In his 2003 book The Innovator’s Solution, Clayton Christensen noted that when one stage of the value chain becomes commoditized, the ability to earn attractive profits from proprietary products emerges at an adjacent stage in the value chain. In that context, it can be observed that the biggest beneficiaries of the adoption of Linux were not the Linux distributors, but rather server vendors including IBM, Hewlett-Packard and Dell, which exploited interest in Linux and industry-standard server and processor architectures to rapidly displace Sun Microsystems’ more expensive Unix and Sparc machines.

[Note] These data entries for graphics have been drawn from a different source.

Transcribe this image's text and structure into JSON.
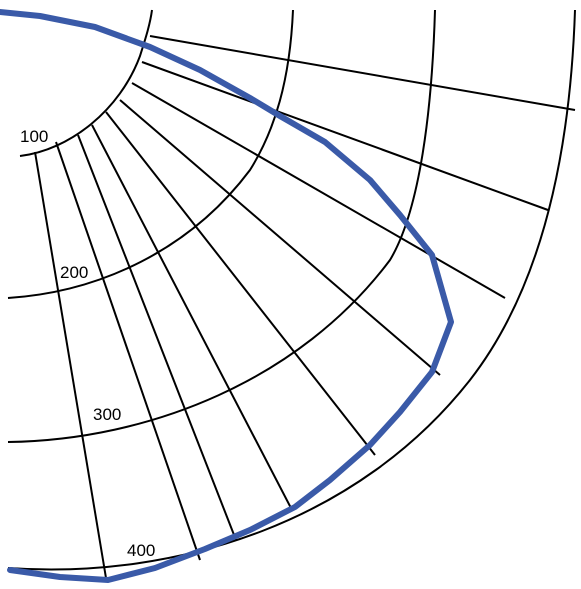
{
  "map": {
    "ring_labels": [
      "100",
      "200",
      "300",
      "400"
    ],
    "route_color": "#3a5aa8",
    "grid_color": "#000000"
  }
}
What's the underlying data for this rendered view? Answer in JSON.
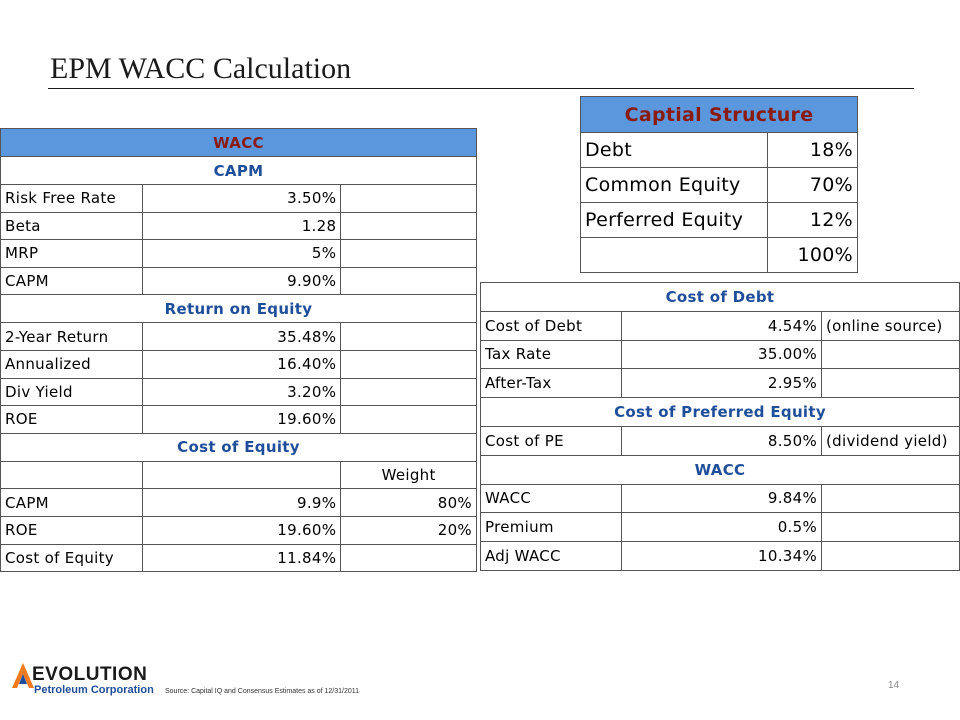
{
  "slide": {
    "title": "EPM WACC Calculation",
    "page_number": "14",
    "source": "Source: Capital IQ and Consensus Estimates as of 12/31/2011"
  },
  "logo": {
    "name": "EVOLUTION",
    "subtitle": "Petroleum Corporation"
  },
  "colors": {
    "header_fill": "#5b97dd",
    "header_text": "#8b1a0f",
    "section_text": "#1f4e9a",
    "accent_border": "#f07a1c"
  },
  "wacc_table": {
    "title": "WACC",
    "capm": {
      "heading": "CAPM",
      "rows": [
        {
          "label": "Risk Free Rate",
          "value": "3.50%"
        },
        {
          "label": "Beta",
          "value": "1.28"
        },
        {
          "label": "MRP",
          "value": "5%"
        },
        {
          "label": "CAPM",
          "value": "9.90%"
        }
      ]
    },
    "roe": {
      "heading": "Return on Equity",
      "rows": [
        {
          "label": "2-Year Return",
          "value": "35.48%"
        },
        {
          "label": "Annualized",
          "value": "16.40%"
        },
        {
          "label": "Div Yield",
          "value": "3.20%"
        },
        {
          "label": "ROE",
          "value": "19.60%"
        }
      ]
    },
    "cost_of_equity": {
      "heading": "Cost of Equity",
      "weight_header": "Weight",
      "rows": [
        {
          "label": "CAPM",
          "value": "9.9%",
          "weight": "80%"
        },
        {
          "label": "ROE",
          "value": "19.60%",
          "weight": "20%"
        },
        {
          "label": "Cost of Equity",
          "value": "11.84%",
          "weight": ""
        }
      ]
    }
  },
  "capital_structure": {
    "title": "Captial Structure",
    "rows": [
      {
        "label": "Debt",
        "value": "18%"
      },
      {
        "label": "Common Equity",
        "value": "70%"
      },
      {
        "label": "Perferred Equity",
        "value": "12%"
      },
      {
        "label": "",
        "value": "100%"
      }
    ]
  },
  "cost_table": {
    "cost_of_debt": {
      "heading": "Cost of Debt",
      "rows": [
        {
          "label": "Cost of Debt",
          "value": "4.54%",
          "note": "(online source)"
        },
        {
          "label": "Tax Rate",
          "value": "35.00%",
          "note": ""
        },
        {
          "label": "After-Tax",
          "value": "2.95%",
          "note": ""
        }
      ]
    },
    "cost_of_pe": {
      "heading": "Cost of Preferred Equity",
      "rows": [
        {
          "label": "Cost of PE",
          "value": "8.50%",
          "note": "(dividend yield)"
        }
      ]
    },
    "wacc": {
      "heading": "WACC",
      "rows": [
        {
          "label": "WACC",
          "value": "9.84%",
          "note": ""
        },
        {
          "label": "Premium",
          "value": "0.5%",
          "note": ""
        },
        {
          "label": "Adj WACC",
          "value": "10.34%",
          "note": ""
        }
      ]
    }
  }
}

Like many other application server vendors, IBM also enjoyed the benefits of widespread adoption of the Apache HTTP server, redistributing the software as part of its WebSphere Application Server, and enabling the company to build a revenue stream that was complementary to Apache HTTP. IBM repeated the trick in 2005 when it acquired Gluecode Software and adopted its distribution of Apache Geronimo as WebSphere Application Server Community Edition. While this approach of generating revenue from other products and services was common in the early stages of commercial open source… it has come to the fore in recent years as part of the multi-vendor open source approach…

That the open source distributor approach will survive is not in dispute. We also do not doubt that Red Hat will be able to maintain its position as the leading open source distributor for as long as it remains independent. The question is whether any other vendors will achieve or better the scale achieved by Red Hat. As covered in our 2009 report, Open to Investment, there is a case to be made that a 100% open source software-licensing strategy is incompatible with the demands and requirements of private investors, and that the template for future open source distributors is not the venture-backed high growth and profile of Red Hat, but smaller, more modest open source support, service and consulting providers.”